Quote from taojaxx:
Day4night,
First of all, the current recession has been caused by the housing market crash with no relevance of energy prices: the bubble burst because double digit price increases simply are unsustainable and the Fed increased interest rates 425 bp (from 1% to 5.25%) between end 2003 and July 2006.
When gasoline prices rose mortgage owners who also had long commutes were faced with doubling gasoline bills, and at some point they couldn't afford it anymore. This lit-up the housing inferno, itself just waiting for some spark. This is illustrated by the fact that the mortgages on homes where "owners" had long commutes tended to blow up first, and long-commute regions have experienced the greatest drop in home prices.
Not to mention that oil prices rises bled into agriculture and many other areas, pushing up prices independently of monetary inflation.
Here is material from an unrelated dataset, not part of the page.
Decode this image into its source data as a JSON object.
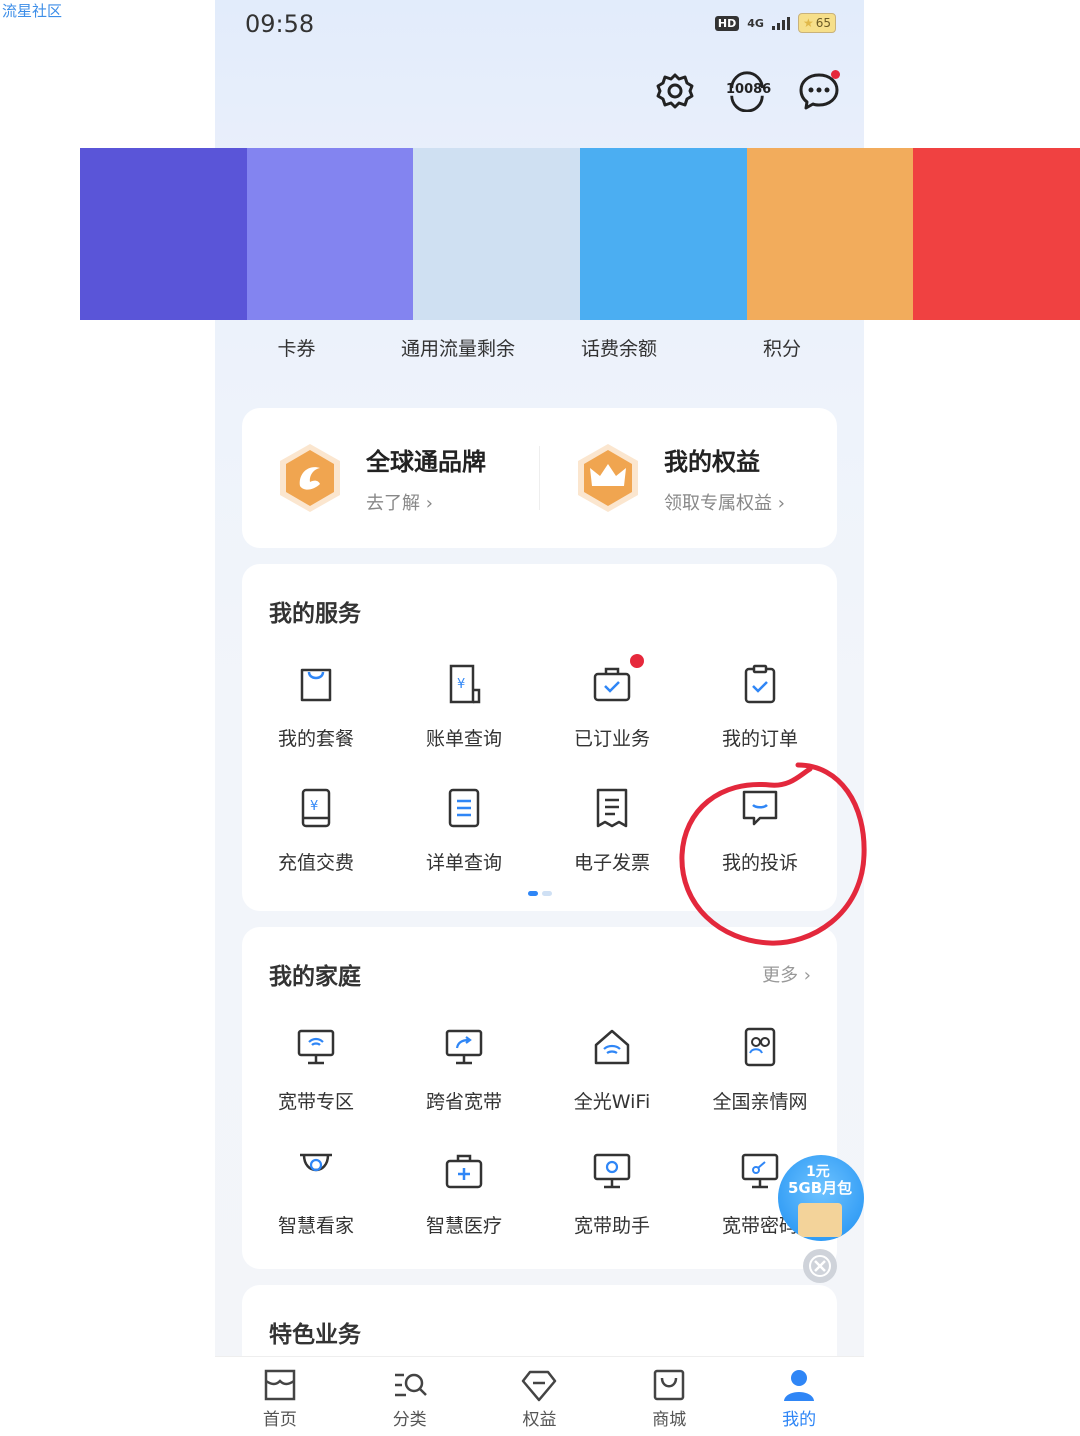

In these senses and more we can say that high oil prices triggered the current recession.
For the record I also believe that global imbalances caused much of the credit and housing components of this trouble. And energy is separate but related.
Back to the contango.
Does anyone know of good studies concerned with any predictive power that deferred futures contracts may have?
In the run-up from 2003 - 2008 the contango was indeed a good predictor much of the time.
If I remember correctly (and may not) the crude market went into backwardation as oil reached its blow-off top at $147. So the deferreds were actually helpful it seems in gauging the market -- that time... And now?
I sure hope we find a way to either get more oil out of the ground economically or else to switch to electricity.